Volgens een blauwboek van de Chinese Academie voor Sociale Wetenschappen (CASS) van juli dit jaar, zijn er in de Chinese steden 50 miljoen armen, zowat 7,5% van de stedelijke bevolking.
De stedelijke armoede was quasi onbestaande voor 1996; het betrof toen alleen wezen, invaliden en ouderlingen die geen familie hadden om voor hen te zorgen. Sindsdien tonen de studies een gestage verhoging van het aantal. Dit heeft te maken met de modernisering van de staatsbedrijven in de tweede helft van de jaren 90: die stonden in voor vaste tewerkstelling en organiseerden ook de sociale zekerheid op bedrijfsniveau; bij de modernisering werden veel mensen afgedankt en kwamen op de private arbeidsmarkt terecht.
Arm in de stad is volgens de CASS iedereen met een gemiddeld inkomen per hoofd van minder dan 7500-8500 yuan (900 euro) per jaar; dat is zowat 70% van het minimumloon. Andere experten gebruiken evenwel andere criteria en sommigen denken dat er meer armen zijn.. Chronische ziekte met hoge kosten voor verzorging is een van de belangrijkste oorzaken van armoede; veel armen hebben geen ziekteverzekering; in de arme gezinnen is er slechts één kostwinner of meestal helemaal geen. Andere belangrijke risicogroepen zijn werkloze arbeiders, binnenlandse migranten en jonge afgestudeerden zonder werk.

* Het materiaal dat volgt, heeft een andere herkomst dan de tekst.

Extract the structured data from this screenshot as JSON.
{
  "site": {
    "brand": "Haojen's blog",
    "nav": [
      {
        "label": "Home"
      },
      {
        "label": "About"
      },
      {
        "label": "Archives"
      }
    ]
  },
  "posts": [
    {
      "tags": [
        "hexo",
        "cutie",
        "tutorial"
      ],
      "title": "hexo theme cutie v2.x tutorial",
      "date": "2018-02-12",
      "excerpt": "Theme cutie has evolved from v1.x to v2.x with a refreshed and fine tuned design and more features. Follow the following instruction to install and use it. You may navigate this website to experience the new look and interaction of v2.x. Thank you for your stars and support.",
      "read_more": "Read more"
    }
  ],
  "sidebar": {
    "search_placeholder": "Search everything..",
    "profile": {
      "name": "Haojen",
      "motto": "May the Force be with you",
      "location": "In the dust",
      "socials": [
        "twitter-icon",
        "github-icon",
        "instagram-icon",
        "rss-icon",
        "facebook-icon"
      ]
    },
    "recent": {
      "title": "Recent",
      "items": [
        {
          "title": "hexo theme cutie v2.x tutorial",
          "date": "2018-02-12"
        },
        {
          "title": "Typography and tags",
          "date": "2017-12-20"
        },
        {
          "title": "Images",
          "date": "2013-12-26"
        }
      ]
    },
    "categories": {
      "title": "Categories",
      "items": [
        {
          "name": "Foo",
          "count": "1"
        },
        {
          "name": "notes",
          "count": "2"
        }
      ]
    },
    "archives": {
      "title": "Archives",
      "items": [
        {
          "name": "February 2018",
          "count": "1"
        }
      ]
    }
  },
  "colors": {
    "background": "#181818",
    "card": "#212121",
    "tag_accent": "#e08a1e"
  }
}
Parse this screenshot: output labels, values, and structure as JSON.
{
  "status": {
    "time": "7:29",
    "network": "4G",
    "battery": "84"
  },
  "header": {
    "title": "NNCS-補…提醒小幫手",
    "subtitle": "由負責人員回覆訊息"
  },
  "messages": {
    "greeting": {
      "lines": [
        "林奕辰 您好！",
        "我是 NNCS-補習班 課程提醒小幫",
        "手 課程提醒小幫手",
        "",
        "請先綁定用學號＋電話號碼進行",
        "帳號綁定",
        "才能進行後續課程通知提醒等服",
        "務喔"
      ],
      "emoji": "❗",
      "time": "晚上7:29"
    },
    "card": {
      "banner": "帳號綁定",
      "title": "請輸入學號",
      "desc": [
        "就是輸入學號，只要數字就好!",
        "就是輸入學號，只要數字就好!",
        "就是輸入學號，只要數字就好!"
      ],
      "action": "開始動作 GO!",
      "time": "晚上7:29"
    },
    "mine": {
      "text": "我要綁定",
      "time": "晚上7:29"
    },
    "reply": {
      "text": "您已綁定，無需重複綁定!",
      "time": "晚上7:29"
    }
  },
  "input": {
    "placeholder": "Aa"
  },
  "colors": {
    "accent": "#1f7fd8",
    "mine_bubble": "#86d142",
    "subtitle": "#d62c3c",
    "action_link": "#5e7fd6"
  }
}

Intussen hebben stedelijke overheden wel al maatregelen genomen zoals een bestaansminimum uitbetalen, en het verzekeren van de inwoners tegen ernstige ziekten of werkloosheid. Einde 2010 kregen 23 miljoen stedelingen een bestaansminimum uitgekeerd. Het blijkt echter geen sinecure om uit te vissen wie echt recht heeft, en er worden regelmatig fraudeurs ontmaskerd.Het meest actief in de armoedebestrijding zijn de buurtcomités.Die doen ook beroep op giften van lokale firma’s.De steunmaatregelen zijn naast het lenigen van de onmiddelijke nood erop gericht de armen betere kansen te geven om een degelijke job tevinden.